2016, depressed, overweight (again) clueless, binge eating, ect. What did I do? I joined StoneAgeFuel School Of Fitness. I remembered my happiest moments in my fitness journey were when my hands were gripped around a barbell. I remember pushing myself and the energy of my teammates around me. The community of a sport was what really made me happy. (not six pack abs, crazy!?). I must mention, I didn’t even know what Olympic Weightlifting was, I just signed up for an intro with chandler, because he called me. After my first few weeks in the gym I slowly became a lot less timid and asked if I could participate in CrossFit classes as well. The two new additions to my life seemed to fit perfectly. Everyday I got to hang out with people who had similar interests as me, and be guided by people who had MY best interest in mind, not a robot who spits out numbers to anyone who submits their measurements.

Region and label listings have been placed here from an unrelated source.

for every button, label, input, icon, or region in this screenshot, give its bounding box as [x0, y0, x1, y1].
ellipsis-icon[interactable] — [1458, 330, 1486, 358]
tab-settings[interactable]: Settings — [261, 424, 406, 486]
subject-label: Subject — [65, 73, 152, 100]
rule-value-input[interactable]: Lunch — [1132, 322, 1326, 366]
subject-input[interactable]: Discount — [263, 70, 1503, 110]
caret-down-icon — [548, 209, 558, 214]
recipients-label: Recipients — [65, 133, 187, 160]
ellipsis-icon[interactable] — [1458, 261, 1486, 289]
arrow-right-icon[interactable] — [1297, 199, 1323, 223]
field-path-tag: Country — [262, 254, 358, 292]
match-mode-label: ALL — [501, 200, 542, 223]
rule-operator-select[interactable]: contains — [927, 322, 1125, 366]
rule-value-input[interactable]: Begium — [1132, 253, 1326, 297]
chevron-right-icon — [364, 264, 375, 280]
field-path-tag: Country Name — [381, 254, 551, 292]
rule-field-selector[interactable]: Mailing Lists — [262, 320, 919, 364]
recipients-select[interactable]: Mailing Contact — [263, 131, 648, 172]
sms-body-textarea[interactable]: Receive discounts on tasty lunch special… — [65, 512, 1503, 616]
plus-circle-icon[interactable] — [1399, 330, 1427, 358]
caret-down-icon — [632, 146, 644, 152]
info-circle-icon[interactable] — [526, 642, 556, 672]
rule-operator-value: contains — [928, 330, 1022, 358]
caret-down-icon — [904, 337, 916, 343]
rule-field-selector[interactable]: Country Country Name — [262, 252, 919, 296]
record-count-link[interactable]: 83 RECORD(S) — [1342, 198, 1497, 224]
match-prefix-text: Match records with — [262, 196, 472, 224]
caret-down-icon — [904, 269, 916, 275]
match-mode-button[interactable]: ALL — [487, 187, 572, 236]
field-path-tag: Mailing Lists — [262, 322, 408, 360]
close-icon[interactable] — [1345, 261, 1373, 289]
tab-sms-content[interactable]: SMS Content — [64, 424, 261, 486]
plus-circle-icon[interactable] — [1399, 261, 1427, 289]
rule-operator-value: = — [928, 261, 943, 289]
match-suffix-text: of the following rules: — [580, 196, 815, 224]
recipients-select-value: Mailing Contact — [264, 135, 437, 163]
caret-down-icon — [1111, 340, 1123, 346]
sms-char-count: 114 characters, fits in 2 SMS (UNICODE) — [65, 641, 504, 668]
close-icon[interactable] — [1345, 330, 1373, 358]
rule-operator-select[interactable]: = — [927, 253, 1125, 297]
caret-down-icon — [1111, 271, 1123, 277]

The turning point in my life was when I deleted magic app. And found balance. Once I began to become educated on what food actually is and the effects certain foods have on MY body I was able to adopt my own diet including all the foods that were going to provide me with nourishment and health. Being a part of a community of people on a journey to make fitness a functional part of their life and coaches who helped me in finding my own balance made all this sustainable. After about a year of making CrossFit style workouts and Olympic Weightlifting a large part of my life I have become the healthiest physically and mentally I have been since I finished high school. Unfortunately there isn’t a “Perfect” diet. The science is always changing and evolving around the modern diet. This isn’t to say that a lot of the information that is out there was meant to harm me, or anyone else, but when choosing a way to eat or regime to follow, some skepticism is necessary. I didn’t fail at calorie counting because i wasn’t good enough at it, calorie counting wasn’t good enough for ME. Focusing on my physique and cutting calories simply just didn’t make me happy. From april 2016 to now I have pushed myself to be an athlete, as well as being an active part of the community I have been so blessed to become a part of.